The public advocate also echoed Dickerson’s comment about the impossibility of properly social distancing inside the city shelter system.
“If you have folks tight in the shelter, how do they exhibit social distancing?” Williams said. “We’re telling people to do things that they don’t have the ability to do because we failed them previously and we’re failing them now.”
Williams also noted that other cities and states have already taken the step to house their homeless populations in vacated hotel rooms.
Indeed, New Orleans, according to local news reports, is offering temporary housing in a hotel for 200 people.
And the Governor of Connecticut, Ned Lamont, issued an executive order to reduce the state’s regional homeless systems, according to the Hartford Courant.
“We say very often that we are a progressive city and state, but very often we’re behind other cities and states. Whether it’s New Orleans or Connecticut, there are other places that are already matching the tools that we have for the people who need it the most,” Williams added.
Councilman Stephen Levin, chair of the Committee on General Welfare, was asked about the feedback he’s gotten from the Department of Homeless Services [DHS] about sheltering homeless New Yorkers in hotel rooms.
He explained that DHS agrees with the premise, but sees problems reserving large numbers of hotel rooms.

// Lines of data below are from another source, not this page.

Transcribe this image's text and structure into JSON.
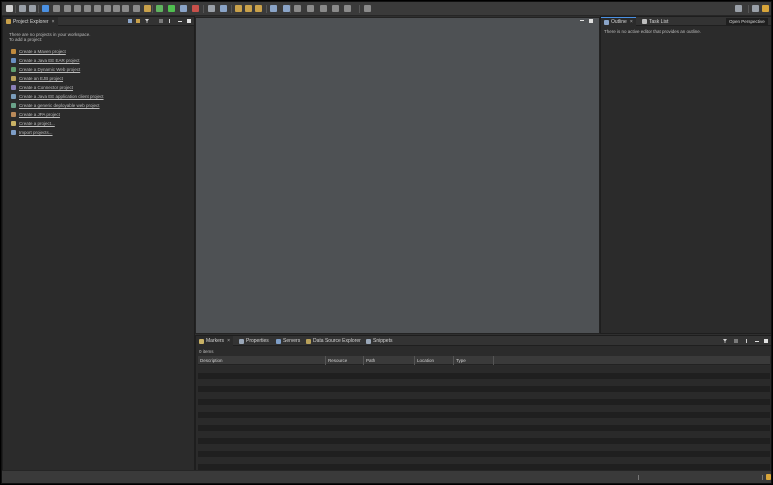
{
  "project_explorer": {
    "tab_label": "Project Explorer",
    "close_label": "×",
    "intro_line1": "There are no projects in your workspace.",
    "intro_line2": "To add a project:",
    "links": [
      {
        "label": "Create a Maven project",
        "icon": "maven-project-icon",
        "color": "#c08a3e"
      },
      {
        "label": "Create a Java EE EAR project",
        "icon": "ear-project-icon",
        "color": "#6a8fc2"
      },
      {
        "label": "Create a Dynamic Web project",
        "icon": "web-project-icon",
        "color": "#5f9e6e"
      },
      {
        "label": "Create an EJB project",
        "icon": "ejb-project-icon",
        "color": "#b9a15a"
      },
      {
        "label": "Create a Connector project",
        "icon": "connector-project-icon",
        "color": "#8a7fb8"
      },
      {
        "label": "Create a Java EE application client project",
        "icon": "app-client-project-icon",
        "color": "#7b9dbb"
      },
      {
        "label": "Create a generic deployable web project",
        "icon": "generic-web-project-icon",
        "color": "#6aa38a"
      },
      {
        "label": "Create a JPA project",
        "icon": "jpa-project-icon",
        "color": "#b98a5a"
      },
      {
        "label": "Create a project...",
        "icon": "new-project-icon",
        "color": "#c9b265"
      },
      {
        "label": "Import projects...",
        "icon": "import-projects-icon",
        "color": "#7e9ec7"
      }
    ]
  },
  "outline": {
    "tab_label": "Outline",
    "close_label": "×",
    "task_list_label": "Task List",
    "message": "There is no active editor that provides an outline."
  },
  "tooltip": {
    "text": "Open Perspective"
  },
  "bottom": {
    "tabs": [
      {
        "label": "Markers",
        "icon": "markers-icon",
        "color": "#c9b265"
      },
      {
        "label": "Properties",
        "icon": "properties-icon",
        "color": "#9aa7b8"
      },
      {
        "label": "Servers",
        "icon": "servers-icon",
        "color": "#7e9ec7"
      },
      {
        "label": "Data Source Explorer",
        "icon": "data-source-icon",
        "color": "#b9a15a"
      },
      {
        "label": "Snippets",
        "icon": "snippets-icon",
        "color": "#9aa7b8"
      }
    ],
    "close_label": "×",
    "items_count": "0 items",
    "columns": [
      "Description",
      "Resource",
      "Path",
      "Location",
      "Type"
    ]
  },
  "colors": {
    "accent": "#4a90e2",
    "editor_bg": "#4e5154",
    "panel_bg": "#2b2b2b"
  }
}
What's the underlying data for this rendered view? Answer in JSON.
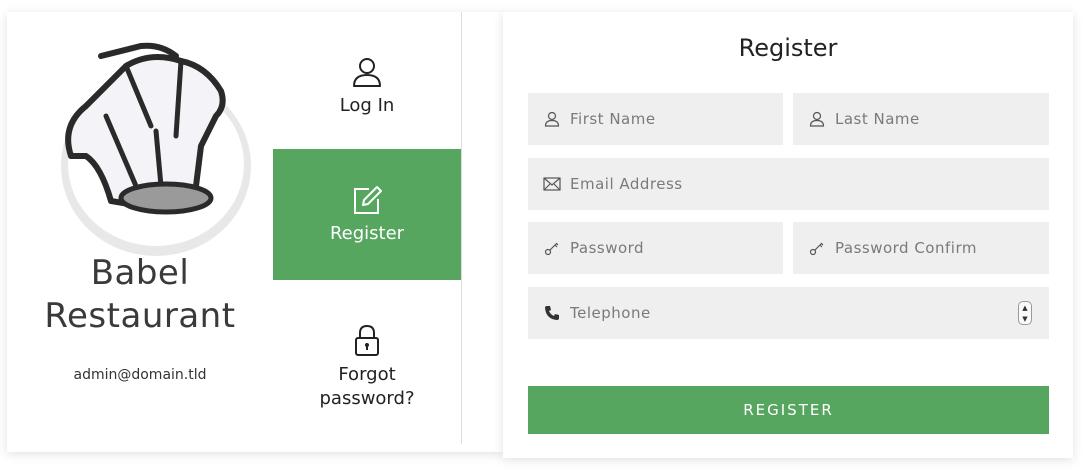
{
  "brand": {
    "name_line1": "Babel",
    "name_line2": "Restaurant",
    "email": "admin@domain.tld",
    "logo_icon": "chef-hat-icon"
  },
  "nav": {
    "login": {
      "label": "Log In",
      "icon": "user-icon"
    },
    "register": {
      "label": "Register",
      "icon": "edit-icon",
      "active": true
    },
    "forgot": {
      "label_line1": "Forgot",
      "label_line2": "password?",
      "icon": "lock-icon"
    }
  },
  "form": {
    "title": "Register",
    "first_name": {
      "placeholder": "First Name",
      "value": ""
    },
    "last_name": {
      "placeholder": "Last Name",
      "value": ""
    },
    "email": {
      "placeholder": "Email Address",
      "value": ""
    },
    "password": {
      "placeholder": "Password",
      "value": ""
    },
    "password_confirm": {
      "placeholder": "Password Confirm",
      "value": ""
    },
    "telephone": {
      "placeholder": "Telephone",
      "value": ""
    },
    "submit_label": "REGISTER"
  },
  "colors": {
    "accent": "#56a660",
    "field_bg": "#efefef",
    "text": "#222222"
  }
}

“Every day that we allow the status quo to move forward, we are putting more people at risk, so it needs to happen.” Levin said nonetheless. “It needs to become operationalized by the end of this week.”
There obviously would be a significant price tag for the city and/or state to cover the cost of 30,000 hotel rooms. But the executive director of Strong Economy for All, Michael Kink, said that the Federal Reserve, under the CARES Act (the $2.2 trillion stimulus package legislation passed by Congress), has been encouraged to open a municipal lending facility to issue state and local bonds at nearly zero percent for 10 years for pandemic response needs.
“If we wanted the money to pay for putting people in hotel rooms, we can borrow the money and pay for it 10 years from now,” he said. “And if we wanted to borrow the money to retrofit hotel rooms so that they had kitchen facilities and laundry facilities…we can get that money from the Federal Reserve tomorrow.”
Kink noted that both NYC Comptroller, Scott Stringer and NYS Comptroller, Tom DiNapoli, have issued letters of support in favor of the Federal Reserve lending project; all that remains is the political will to make it happen.